Last week I shared a bit about Nanotech Connect, a conference on nanotechnology held at a Chicago-area high school. And I mentioned that a nanometer is 10 to the -9th of a meter. Over the weekend the significance of the conference date 10/9 hit me like a ton of nano bricks.
My mind has a hard time grasping things like deep space (so vast!) and nanotechnology (so very tiny!), and apparently I’m not alone here, so understanding the nanoscale is one of the first issues to address when teaching nanotechnology.
Tips to Teach Nanotechnology
I think Little Numbers by Edward Packard is a great book to introduce nano, but it’s out of print. You might be able to find it online, though. Suitable for kids and easily intimidated adults, it provides a fun look at the small stuff. (Anyone know of a good nanotech primer app?)
Because the nano concepts are first being introduced school-wide at Wheeling High School, the goals are modest, focusing on helping students understand the basics. For example, Wheeling high school students traced their bodies and cut out the images to produce a “me.” Then they drew a similar image reduced by a factor of ten, to create a mini-me. And in chemistry, they’re focusing on concepts like the difference between size and scale.
The physics classes (typically made up on juniors) are going a bit deeper. The teachers have developed a fantastic webquest to introduce the student to many nano concepts.
The school has different expectations for different levels of classes.
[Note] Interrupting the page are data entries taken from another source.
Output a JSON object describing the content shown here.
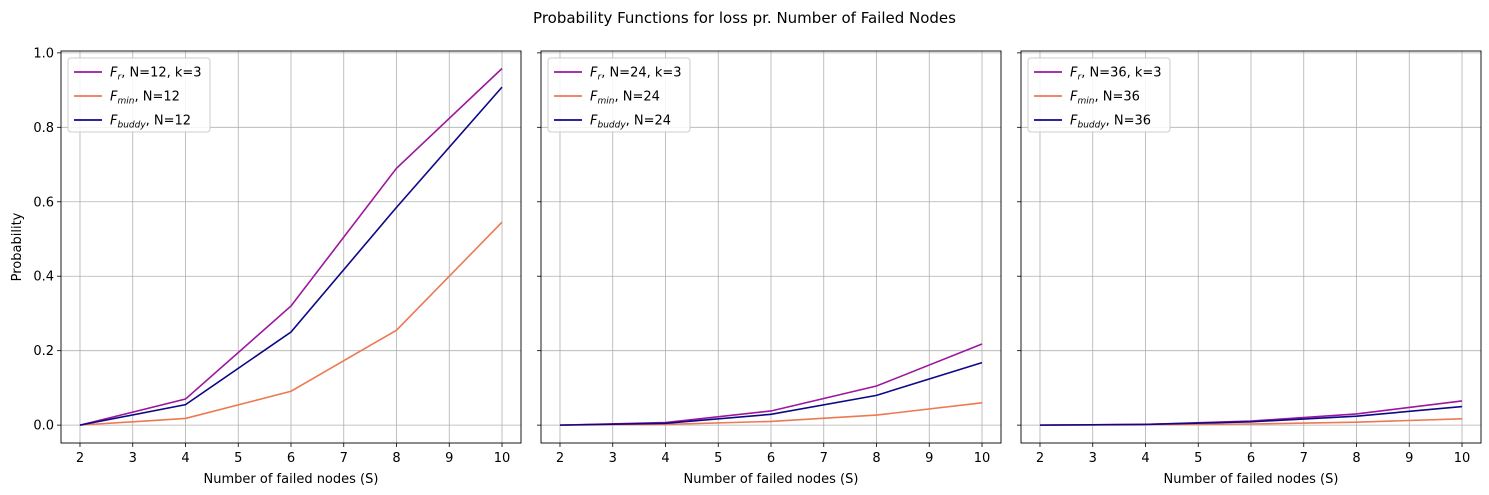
{
  "figure": {
    "suptitle": "Probability Functions for loss pr. Number of Failed Nodes"
  },
  "colors": {
    "F_r": "#9c179e",
    "F_min": "#ed7953",
    "F_buddy": "#0d0887",
    "grid": "#b0b0b0"
  },
  "chart_data": [
    {
      "type": "line",
      "xlabel": "Number of failed nodes (S)",
      "ylabel": "Probability",
      "xlim": [
        1.64,
        10.36
      ],
      "ylim": [
        -0.048,
        1.005
      ],
      "xticks": [
        2,
        3,
        4,
        5,
        6,
        7,
        8,
        9,
        10
      ],
      "yticks": [
        0.0,
        0.2,
        0.4,
        0.6,
        0.8,
        1.0
      ],
      "ytick_labels": [
        "0.0",
        "0.2",
        "0.4",
        "0.6",
        "0.8",
        "1.0"
      ],
      "grid": true,
      "legend_position": "upper-left",
      "x": [
        2,
        4,
        6,
        8,
        10
      ],
      "series": [
        {
          "key": "F_r",
          "symbol": "F",
          "subscript": "r",
          "suffix": ", N=12, k=3",
          "values": [
            0.0,
            0.07,
            0.32,
            0.69,
            0.958
          ]
        },
        {
          "key": "F_min",
          "symbol": "F",
          "subscript": "min",
          "suffix": ", N=12",
          "values": [
            0.0,
            0.018,
            0.091,
            0.255,
            0.545
          ]
        },
        {
          "key": "F_buddy",
          "symbol": "F",
          "subscript": "buddy",
          "suffix": ", N=12",
          "values": [
            0.0,
            0.055,
            0.25,
            0.585,
            0.908
          ]
        }
      ]
    },
    {
      "type": "line",
      "xlabel": "Number of failed nodes (S)",
      "ylabel": "",
      "xlim": [
        1.64,
        10.36
      ],
      "ylim": [
        -0.048,
        1.005
      ],
      "xticks": [
        2,
        3,
        4,
        5,
        6,
        7,
        8,
        9,
        10
      ],
      "yticks": [
        0.0,
        0.2,
        0.4,
        0.6,
        0.8,
        1.0
      ],
      "ytick_labels": [],
      "grid": true,
      "legend_position": "upper-left",
      "x": [
        2,
        4,
        6,
        8,
        10
      ],
      "series": [
        {
          "key": "F_r",
          "symbol": "F",
          "subscript": "r",
          "suffix": ", N=24, k=3",
          "values": [
            0.0,
            0.007,
            0.038,
            0.105,
            0.218
          ]
        },
        {
          "key": "F_min",
          "symbol": "F",
          "subscript": "min",
          "suffix": ", N=24",
          "values": [
            0.0,
            0.002,
            0.01,
            0.027,
            0.06
          ]
        },
        {
          "key": "F_buddy",
          "symbol": "F",
          "subscript": "buddy",
          "suffix": ", N=24",
          "values": [
            0.0,
            0.005,
            0.029,
            0.08,
            0.168
          ]
        }
      ]
    },
    {
      "type": "line",
      "xlabel": "Number of failed nodes (S)",
      "ylabel": "",
      "xlim": [
        1.64,
        10.36
      ],
      "ylim": [
        -0.048,
        1.005
      ],
      "xticks": [
        2,
        3,
        4,
        5,
        6,
        7,
        8,
        9,
        10
      ],
      "yticks": [
        0.0,
        0.2,
        0.4,
        0.6,
        0.8,
        1.0
      ],
      "ytick_labels": [],
      "grid": true,
      "legend_position": "upper-left",
      "x": [
        2,
        4,
        6,
        8,
        10
      ],
      "series": [
        {
          "key": "F_r",
          "symbol": "F",
          "subscript": "r",
          "suffix": ", N=36, k=3",
          "values": [
            0.0,
            0.002,
            0.011,
            0.03,
            0.065
          ]
        },
        {
          "key": "F_min",
          "symbol": "F",
          "subscript": "min",
          "suffix": ", N=36",
          "values": [
            0.0,
            0.001,
            0.003,
            0.008,
            0.017
          ]
        },
        {
          "key": "F_buddy",
          "symbol": "F",
          "subscript": "buddy",
          "suffix": ", N=36",
          "values": [
            0.0,
            0.002,
            0.009,
            0.024,
            0.05
          ]
        }
      ]
    }
  ]
}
For instance, in the prep (most basic) level, the students will learn about products made with nanotechnology. In general ed classes, the students will learn to describe the technology aspects, as well. Students in the honors track will learn more about the science and what happens at the nano level, the impact for society and next steps in nanotechnology.
In a few years, the school hopes to offer a senior elective in nanotech that will provide a rich experience and allow for dual credit in partnership with a local community college.
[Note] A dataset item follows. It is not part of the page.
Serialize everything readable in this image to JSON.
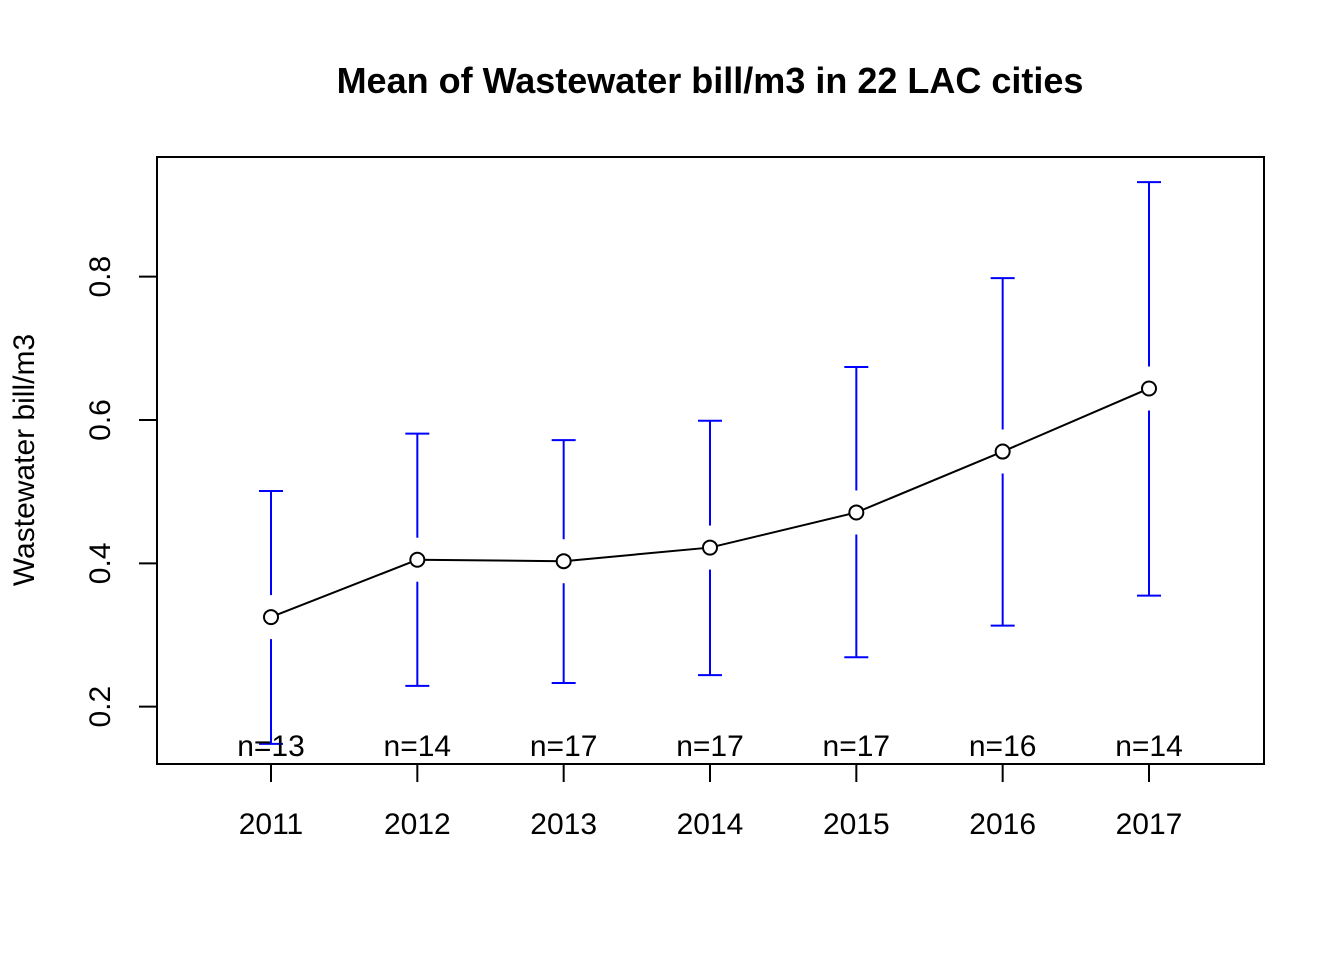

As for teachers, they attended summer classes, took on internships or attended boot camps from NanoProfessor, a Skokie-based provider of nano curricula and tools for schools. (Updated in 2014: this group appears to have gone out of business.)
In going nano, the school is taking a large leap and the teachers and administrators are enthused about the new worlds they are opening up to students.
Has your teen or tween been introduced to nanotechnology at school or through enrichment classes?